"Seht auf und erhebt eure Häupter, weil sich eure Erlösung naht." (Lk 21,28b) Das ist der Wochenspruch für die kommende Woche.
Seht auf und erhebt eure Häupter. Kinn nach oben. Geschwellte Brust und gestärkter Rücken. Seht auf und erhebt eure Häupter. Das klingt nach Stolz. Danach, den Blick in die Ferne schweifen zu lassen, Schultern zurück – ein Lächeln auf dem Gesicht.
Seht auf und erhebt eure Häupter.
Letzte Woche war ich auf einer Tagung zum Thema Demut.
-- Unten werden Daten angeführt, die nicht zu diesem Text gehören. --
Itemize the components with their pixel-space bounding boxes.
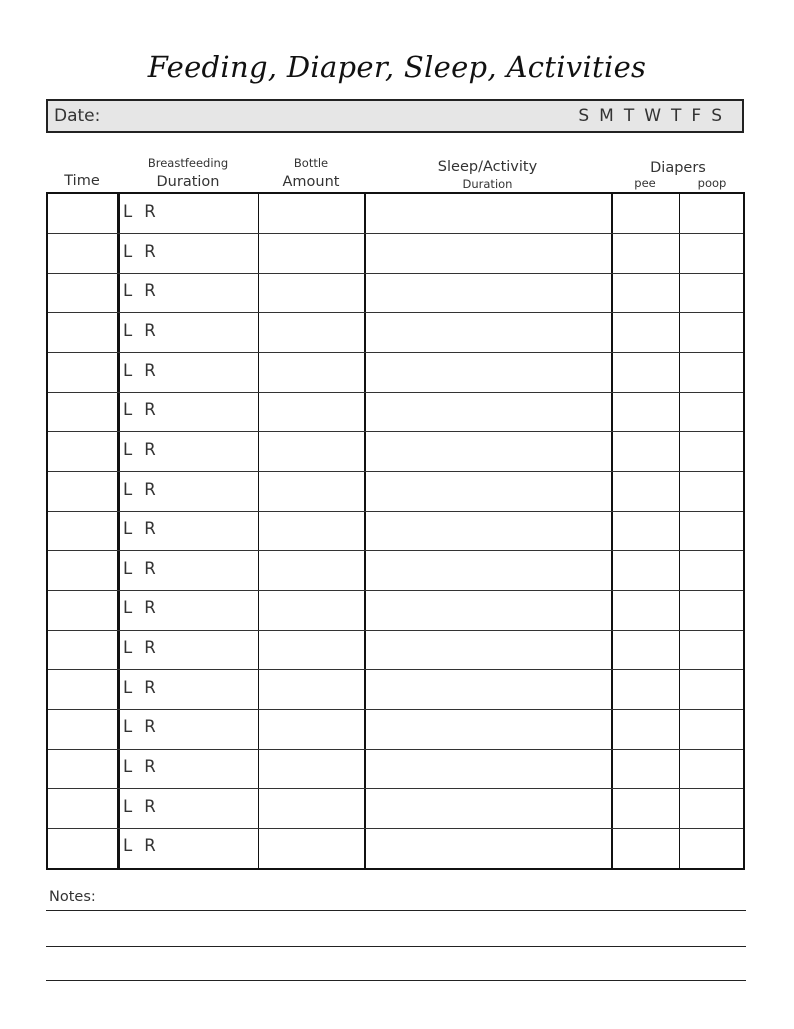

Und – so absurd das vielleicht im ersten Moment klingen mag: Dieser Wochenspruch passt ganz fantastisch zum Thema Demut.
Franziska Frank schreibt: „Demut ist nicht, weniger von sich zu denken, sondern weniger über sich.“
Das bedeutet: Demütig leben hat nichts von ‚sich klein machen‘, ‚nicht aufmucken‘ oder ‚mit der eigenen Meinung hinterm Berg halten‘.
Sondern: Demut zu empfinden bedeutet dankbar zu sein. Wenn ich mein Leben betrachte: Wenn ich dabei empfinde und sehe, wie viel mir gegeben ist, das ich nicht selbst verursacht und erarbeitet habe. Sondern was mir Geschenk ist – einfach so. Unverdient.
Und auch die andere Seite: Wenn ich die Welt betrachte – ihre Größe, Schönheit und ihren Schrecken. Wie viel auf der Welt passiert, das ich als ungerecht empfinde. Was mich erschrecken lässt – wenn ich darüber nachdenke, dass ich große Veränderungen nicht in der Hand habe. Und so manche Umstände aushalten muss – ob ich will oder nicht.
Dann empfinde ich Demut. Gegenüber dem Wunder des Lebens. Gegenüber Gott.
"Seht auf und erhebt eure Häupter, weil sich eure Erlösung naht."
Der Grund für diese Haltung – der liegt in der Verheißung. Die Ursache für die Demut ist die Erkenntnis, Teil zu sein von etwas Größerem.
Und so steckt eben auch ein Auftrag in der Demut: Nämlich, genau das laut werden zu lassen, dem gegenüber ich mich demütig fühle. Mich einzusetzen für das Große, das über mich hinaus weist.
Also: Ich als Geschöpf Gottes auf dieser Welt. Mir ist mein Leben geschenkt. Deshalb habe ich auch den Auftrag, dieses mein Geschenk sichtbar werden zu lassen. Meine Stimme dazu zu verwenden, von Gott zu erzählen. Und so dazu beizutragen, dass Erlösung naht. Auf dieser Welt.